É o modelo clássico que descreve três picos de mortalidade: 1) Imediato (segundos a minutos): mortes por lesões cerebrais graves ou grandes vasos; 2) Precoce (minutos a poucas horas): mortes por hematomas epidurais/subdurais, hemotórax, ruptura esplênica ou lesões hepáticas; 3) Tardio (dias a semanas): mortes por sepse e falência de múltiplos órgãos (MODS).
No segundo pico (fase 'Golden Hour'), as principais causas de morte são o Traumatismo Cranioencefálico (TCE) e a hemorragia exanguinante.
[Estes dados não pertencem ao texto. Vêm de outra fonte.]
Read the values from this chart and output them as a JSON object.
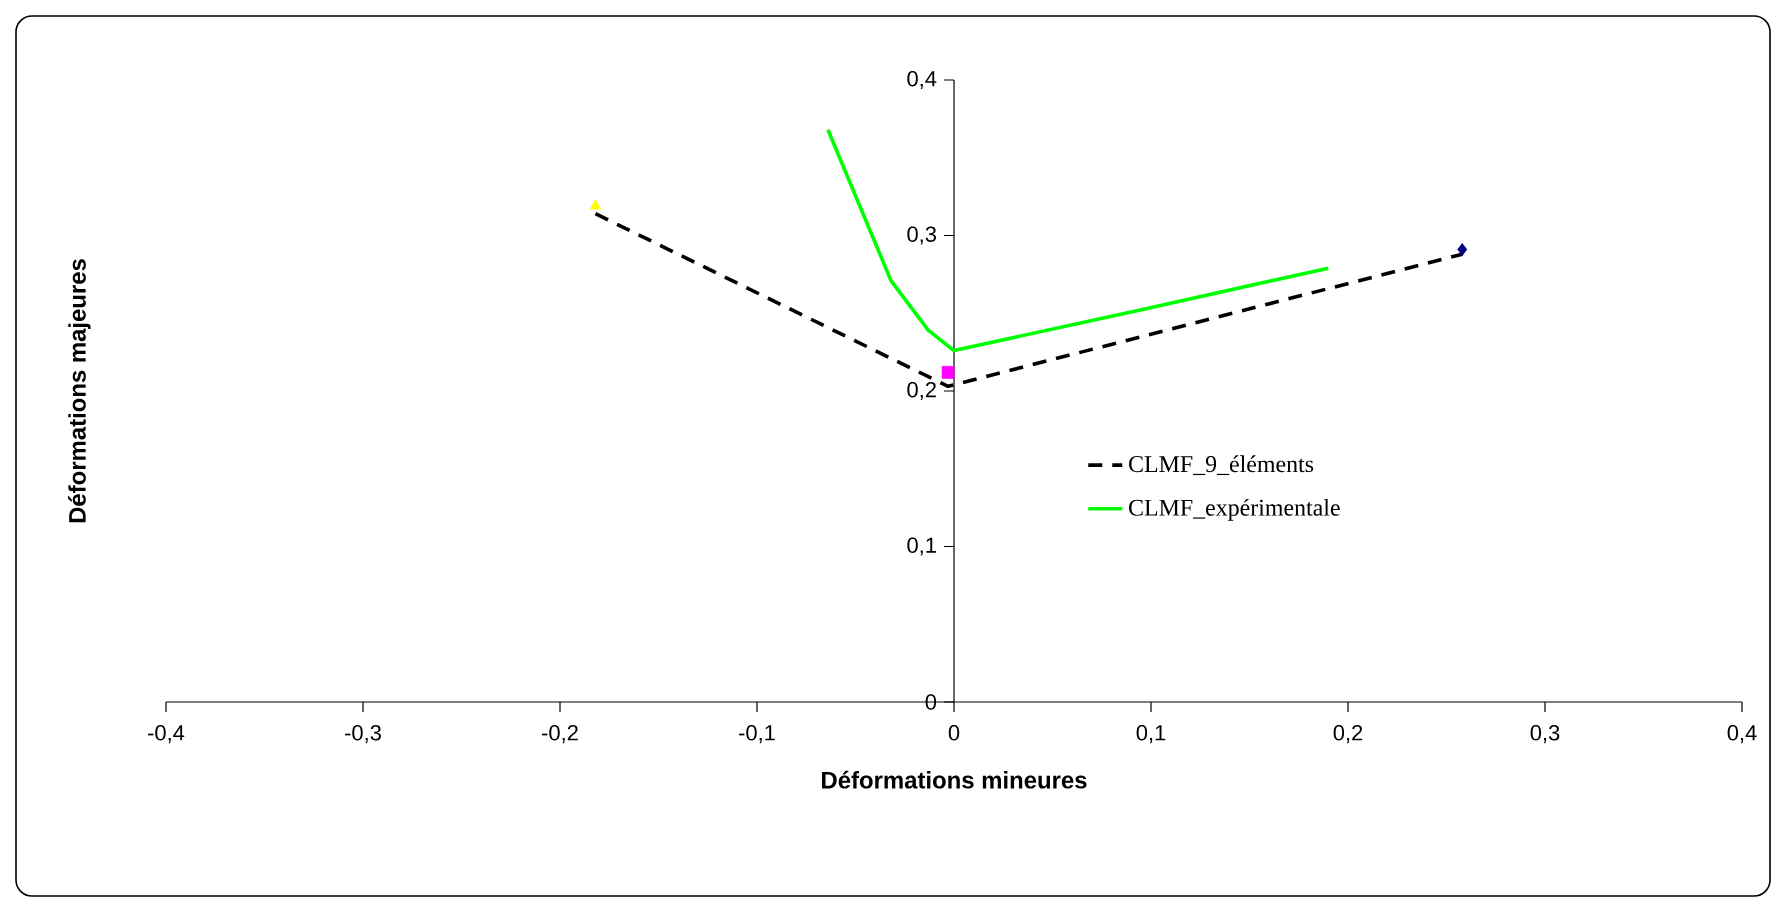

É nesta fase que as intervenções do ATLS (Advanced Trauma Life Support) têm maior impacto na redução da mortalidade evitável através da estabilização rápida e controle de danos.
As mortes tardias, causadas por infecção e MODS, são prevenidas através de um atendimento inicial agressivo para evitar hipoperfusão prolongada, desbridamento precoce de tecidos desvitalizados, estabilização de fraturas e cuidados intensivos focados na prevenção de infecções hospitalares e suporte orgânico adequado.